Felipe Munoz, global analyst at JATO Dynamics, comments that “EVs were already driving part of the small growth that remained in 2019. This year, as governments have acted quickly to protect their people and economies, EVs have gained even more traction and visibility due to incentives.”
“These cars are likely to become the top choice for consumers seeking private transportation. OEMs who have invested heavily in EVs are best placed to navigate the tough months ahead.”
Registrations of EVs from Volkswagen, Volvo, Audi and Ford posted double-digit growth: Volkswagen Passat PHEV (981 units), Volkswagen Up! BEV (678 units), Volvo V60 PHEV (897), XC40 PHEV (339 units), Audi E-Tron (1,289 units), Audi A3 PHEV (465), Ford Puma HEV (1,170 units) and Ford Kuga PHEV (753).
Felipe Munoz continues: “Lockdown across the globe contributed significantly to the huge drop in registrations. Not a single OEM was prepared for this scenario or expecting a crisis on such a large scale. The only silver lining from this turbulence is that it has created an opportunity for automotive players to reassess their operations and become more agile.”

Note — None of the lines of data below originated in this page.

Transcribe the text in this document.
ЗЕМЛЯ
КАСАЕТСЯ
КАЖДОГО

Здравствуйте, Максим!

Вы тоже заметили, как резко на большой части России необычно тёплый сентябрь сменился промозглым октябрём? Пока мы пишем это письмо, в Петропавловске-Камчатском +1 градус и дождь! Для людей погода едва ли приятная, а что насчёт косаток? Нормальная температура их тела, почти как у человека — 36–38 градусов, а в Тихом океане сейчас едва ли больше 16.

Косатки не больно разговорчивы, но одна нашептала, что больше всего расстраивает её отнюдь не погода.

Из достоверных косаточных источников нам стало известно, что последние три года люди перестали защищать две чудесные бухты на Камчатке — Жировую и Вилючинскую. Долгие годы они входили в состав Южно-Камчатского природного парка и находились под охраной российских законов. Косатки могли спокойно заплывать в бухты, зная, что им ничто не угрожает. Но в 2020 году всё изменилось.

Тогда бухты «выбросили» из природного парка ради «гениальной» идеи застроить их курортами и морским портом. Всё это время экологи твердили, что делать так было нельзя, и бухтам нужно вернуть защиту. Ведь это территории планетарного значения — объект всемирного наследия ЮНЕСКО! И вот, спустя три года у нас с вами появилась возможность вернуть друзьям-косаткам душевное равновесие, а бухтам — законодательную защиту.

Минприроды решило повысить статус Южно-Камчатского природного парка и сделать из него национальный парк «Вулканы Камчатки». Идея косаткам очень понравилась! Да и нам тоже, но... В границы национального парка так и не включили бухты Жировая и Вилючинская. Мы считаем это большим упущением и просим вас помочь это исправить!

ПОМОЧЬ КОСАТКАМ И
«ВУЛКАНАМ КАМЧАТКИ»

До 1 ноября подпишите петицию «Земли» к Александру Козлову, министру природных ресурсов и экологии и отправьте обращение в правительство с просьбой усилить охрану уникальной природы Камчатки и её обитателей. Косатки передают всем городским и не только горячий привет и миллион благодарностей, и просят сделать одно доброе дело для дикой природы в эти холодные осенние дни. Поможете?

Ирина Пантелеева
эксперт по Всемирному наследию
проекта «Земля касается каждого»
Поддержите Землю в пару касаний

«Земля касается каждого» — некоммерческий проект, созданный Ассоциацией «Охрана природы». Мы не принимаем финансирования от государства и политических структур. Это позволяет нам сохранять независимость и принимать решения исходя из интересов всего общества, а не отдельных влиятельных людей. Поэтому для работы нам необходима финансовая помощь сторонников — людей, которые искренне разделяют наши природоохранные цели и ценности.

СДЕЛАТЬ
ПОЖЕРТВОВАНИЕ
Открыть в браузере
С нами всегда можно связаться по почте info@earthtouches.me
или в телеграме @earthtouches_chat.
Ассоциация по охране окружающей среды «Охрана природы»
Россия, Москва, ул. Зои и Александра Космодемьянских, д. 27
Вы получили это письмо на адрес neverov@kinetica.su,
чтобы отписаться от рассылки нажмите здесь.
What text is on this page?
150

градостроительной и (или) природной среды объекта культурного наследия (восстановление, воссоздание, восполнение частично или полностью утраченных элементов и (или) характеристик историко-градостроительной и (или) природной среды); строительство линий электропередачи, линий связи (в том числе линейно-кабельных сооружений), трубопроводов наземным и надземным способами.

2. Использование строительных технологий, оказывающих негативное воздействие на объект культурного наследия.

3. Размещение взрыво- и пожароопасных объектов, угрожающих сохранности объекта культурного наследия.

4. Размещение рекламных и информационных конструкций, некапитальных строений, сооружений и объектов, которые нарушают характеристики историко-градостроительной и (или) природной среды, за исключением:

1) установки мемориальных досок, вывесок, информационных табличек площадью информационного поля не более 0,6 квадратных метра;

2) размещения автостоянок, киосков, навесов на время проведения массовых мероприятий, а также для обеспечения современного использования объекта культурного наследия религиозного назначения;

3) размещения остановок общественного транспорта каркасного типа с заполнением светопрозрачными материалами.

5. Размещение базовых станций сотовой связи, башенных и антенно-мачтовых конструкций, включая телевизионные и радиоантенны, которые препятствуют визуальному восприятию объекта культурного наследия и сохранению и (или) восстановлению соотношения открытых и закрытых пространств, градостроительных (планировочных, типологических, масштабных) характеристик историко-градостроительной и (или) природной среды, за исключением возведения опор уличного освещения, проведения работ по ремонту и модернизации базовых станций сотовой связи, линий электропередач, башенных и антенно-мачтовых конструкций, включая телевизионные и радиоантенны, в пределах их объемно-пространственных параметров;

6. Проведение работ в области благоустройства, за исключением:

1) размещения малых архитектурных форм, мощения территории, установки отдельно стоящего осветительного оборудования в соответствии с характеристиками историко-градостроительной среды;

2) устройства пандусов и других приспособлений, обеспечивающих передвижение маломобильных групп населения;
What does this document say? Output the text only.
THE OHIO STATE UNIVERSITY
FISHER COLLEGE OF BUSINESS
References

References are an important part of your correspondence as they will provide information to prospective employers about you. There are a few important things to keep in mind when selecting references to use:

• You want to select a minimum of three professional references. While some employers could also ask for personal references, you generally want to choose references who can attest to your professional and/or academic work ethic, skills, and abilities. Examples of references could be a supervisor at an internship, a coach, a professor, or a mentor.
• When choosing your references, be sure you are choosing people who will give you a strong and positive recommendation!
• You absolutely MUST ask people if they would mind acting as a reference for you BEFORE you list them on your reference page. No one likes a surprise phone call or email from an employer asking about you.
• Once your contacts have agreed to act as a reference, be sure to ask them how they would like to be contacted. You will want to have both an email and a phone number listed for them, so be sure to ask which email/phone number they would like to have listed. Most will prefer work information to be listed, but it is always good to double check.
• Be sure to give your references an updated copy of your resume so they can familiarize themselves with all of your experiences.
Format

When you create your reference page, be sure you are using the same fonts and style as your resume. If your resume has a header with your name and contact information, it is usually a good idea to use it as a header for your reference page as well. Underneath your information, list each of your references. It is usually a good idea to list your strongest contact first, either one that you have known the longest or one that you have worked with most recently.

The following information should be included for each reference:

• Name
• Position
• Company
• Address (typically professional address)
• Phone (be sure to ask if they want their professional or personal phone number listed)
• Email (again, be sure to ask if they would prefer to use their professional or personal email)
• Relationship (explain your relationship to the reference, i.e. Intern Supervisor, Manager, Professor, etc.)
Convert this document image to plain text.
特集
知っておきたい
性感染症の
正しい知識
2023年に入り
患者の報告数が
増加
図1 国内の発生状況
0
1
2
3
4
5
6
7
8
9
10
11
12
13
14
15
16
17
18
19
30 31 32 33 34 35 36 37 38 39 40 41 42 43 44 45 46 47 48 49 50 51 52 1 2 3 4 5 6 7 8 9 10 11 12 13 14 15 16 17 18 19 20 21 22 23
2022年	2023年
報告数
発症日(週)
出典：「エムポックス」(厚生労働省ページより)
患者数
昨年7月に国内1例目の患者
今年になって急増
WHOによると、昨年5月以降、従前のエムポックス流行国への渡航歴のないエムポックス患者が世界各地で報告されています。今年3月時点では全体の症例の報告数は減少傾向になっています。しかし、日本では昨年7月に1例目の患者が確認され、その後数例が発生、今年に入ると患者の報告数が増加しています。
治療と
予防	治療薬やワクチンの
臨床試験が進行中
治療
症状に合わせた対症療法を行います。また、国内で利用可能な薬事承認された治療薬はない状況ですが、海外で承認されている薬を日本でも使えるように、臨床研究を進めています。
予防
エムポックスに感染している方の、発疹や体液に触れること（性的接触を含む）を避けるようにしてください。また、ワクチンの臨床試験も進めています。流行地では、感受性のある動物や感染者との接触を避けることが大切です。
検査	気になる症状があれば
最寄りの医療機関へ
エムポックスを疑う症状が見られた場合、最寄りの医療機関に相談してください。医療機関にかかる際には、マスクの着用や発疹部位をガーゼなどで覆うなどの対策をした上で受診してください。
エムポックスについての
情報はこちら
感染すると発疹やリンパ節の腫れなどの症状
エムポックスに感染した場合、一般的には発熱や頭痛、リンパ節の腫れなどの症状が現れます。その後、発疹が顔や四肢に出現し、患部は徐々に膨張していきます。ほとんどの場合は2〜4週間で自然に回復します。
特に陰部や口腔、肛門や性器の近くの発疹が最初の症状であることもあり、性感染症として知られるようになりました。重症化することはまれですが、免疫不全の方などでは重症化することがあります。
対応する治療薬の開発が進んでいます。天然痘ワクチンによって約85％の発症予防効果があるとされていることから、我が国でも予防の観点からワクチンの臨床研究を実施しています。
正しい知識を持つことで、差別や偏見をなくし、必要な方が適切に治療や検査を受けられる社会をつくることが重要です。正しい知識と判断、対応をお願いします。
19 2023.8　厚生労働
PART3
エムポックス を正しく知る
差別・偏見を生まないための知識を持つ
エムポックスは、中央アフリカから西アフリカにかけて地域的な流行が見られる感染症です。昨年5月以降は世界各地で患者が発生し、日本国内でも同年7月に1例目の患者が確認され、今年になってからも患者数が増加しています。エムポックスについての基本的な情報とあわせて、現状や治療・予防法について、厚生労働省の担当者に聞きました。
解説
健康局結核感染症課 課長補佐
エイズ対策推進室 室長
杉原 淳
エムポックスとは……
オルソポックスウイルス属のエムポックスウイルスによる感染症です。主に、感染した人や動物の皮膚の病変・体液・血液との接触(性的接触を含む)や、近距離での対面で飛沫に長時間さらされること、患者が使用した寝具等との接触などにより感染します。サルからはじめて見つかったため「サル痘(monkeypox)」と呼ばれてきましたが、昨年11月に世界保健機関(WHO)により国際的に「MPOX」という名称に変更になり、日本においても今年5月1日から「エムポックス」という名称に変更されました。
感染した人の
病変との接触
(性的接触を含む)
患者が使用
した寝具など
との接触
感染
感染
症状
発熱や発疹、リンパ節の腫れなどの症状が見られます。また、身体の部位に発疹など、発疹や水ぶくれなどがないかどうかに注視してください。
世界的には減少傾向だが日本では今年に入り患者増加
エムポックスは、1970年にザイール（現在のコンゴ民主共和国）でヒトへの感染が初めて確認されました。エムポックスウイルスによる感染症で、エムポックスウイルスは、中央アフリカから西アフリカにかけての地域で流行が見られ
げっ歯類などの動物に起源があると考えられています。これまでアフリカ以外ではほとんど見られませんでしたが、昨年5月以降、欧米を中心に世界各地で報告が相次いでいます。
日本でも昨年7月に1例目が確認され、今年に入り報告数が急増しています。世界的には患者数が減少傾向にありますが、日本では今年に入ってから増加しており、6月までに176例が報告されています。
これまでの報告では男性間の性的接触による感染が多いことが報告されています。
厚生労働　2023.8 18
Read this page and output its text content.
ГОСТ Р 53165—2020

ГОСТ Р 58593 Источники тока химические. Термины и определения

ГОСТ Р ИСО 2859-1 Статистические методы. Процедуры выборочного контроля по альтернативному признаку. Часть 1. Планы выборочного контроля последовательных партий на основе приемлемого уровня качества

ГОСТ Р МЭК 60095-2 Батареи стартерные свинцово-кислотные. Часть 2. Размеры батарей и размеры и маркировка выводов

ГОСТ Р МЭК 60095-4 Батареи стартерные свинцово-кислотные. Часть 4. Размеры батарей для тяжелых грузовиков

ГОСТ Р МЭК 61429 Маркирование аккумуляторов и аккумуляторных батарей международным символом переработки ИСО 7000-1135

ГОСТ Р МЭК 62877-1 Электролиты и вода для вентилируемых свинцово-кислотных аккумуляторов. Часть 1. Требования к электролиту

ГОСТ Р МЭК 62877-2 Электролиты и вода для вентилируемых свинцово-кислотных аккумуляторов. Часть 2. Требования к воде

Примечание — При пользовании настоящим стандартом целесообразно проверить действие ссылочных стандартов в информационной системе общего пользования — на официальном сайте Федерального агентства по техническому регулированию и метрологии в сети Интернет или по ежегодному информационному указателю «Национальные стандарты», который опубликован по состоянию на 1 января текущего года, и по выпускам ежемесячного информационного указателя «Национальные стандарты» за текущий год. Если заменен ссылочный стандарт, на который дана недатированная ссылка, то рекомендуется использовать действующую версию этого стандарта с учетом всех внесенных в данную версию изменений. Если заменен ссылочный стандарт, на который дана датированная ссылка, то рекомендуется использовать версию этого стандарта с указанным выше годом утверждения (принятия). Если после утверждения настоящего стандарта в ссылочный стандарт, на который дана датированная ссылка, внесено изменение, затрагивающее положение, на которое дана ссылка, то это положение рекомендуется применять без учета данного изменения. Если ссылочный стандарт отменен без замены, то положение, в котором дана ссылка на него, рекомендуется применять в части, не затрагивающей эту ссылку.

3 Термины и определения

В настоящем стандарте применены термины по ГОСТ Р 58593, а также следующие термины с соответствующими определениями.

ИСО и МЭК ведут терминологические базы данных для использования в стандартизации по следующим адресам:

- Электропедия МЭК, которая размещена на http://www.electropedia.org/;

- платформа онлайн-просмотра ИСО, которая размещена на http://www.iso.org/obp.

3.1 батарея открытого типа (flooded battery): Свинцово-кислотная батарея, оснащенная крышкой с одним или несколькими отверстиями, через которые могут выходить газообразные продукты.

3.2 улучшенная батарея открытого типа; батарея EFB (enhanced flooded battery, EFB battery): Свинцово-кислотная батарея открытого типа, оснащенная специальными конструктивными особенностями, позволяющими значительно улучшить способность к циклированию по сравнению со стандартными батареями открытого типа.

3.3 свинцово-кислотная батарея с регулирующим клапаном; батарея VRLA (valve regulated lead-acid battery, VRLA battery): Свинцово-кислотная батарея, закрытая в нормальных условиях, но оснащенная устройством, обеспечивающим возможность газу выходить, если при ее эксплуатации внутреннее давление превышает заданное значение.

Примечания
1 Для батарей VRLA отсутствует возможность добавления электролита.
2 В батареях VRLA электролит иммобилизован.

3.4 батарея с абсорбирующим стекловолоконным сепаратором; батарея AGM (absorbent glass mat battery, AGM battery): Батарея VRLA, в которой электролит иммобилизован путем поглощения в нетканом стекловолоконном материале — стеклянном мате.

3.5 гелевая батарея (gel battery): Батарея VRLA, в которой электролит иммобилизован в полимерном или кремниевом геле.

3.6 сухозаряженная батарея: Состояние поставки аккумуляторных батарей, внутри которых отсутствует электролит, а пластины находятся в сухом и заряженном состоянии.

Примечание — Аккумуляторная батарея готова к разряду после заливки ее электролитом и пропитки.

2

As quarantine was not enforced across all countries, registrations fell at different times and different levels. For instance, in Scandinavia, citizens were granted more freedom of movement, thus registrations fell by 37%, the lowest decrease. In contrast, four of the top five markets saw significant declines following strict lockdown restrictions. Combined registrations in Italy, the UK, Spain and France tumbled from 646,000 units in April 2019 to 34,000 one year later.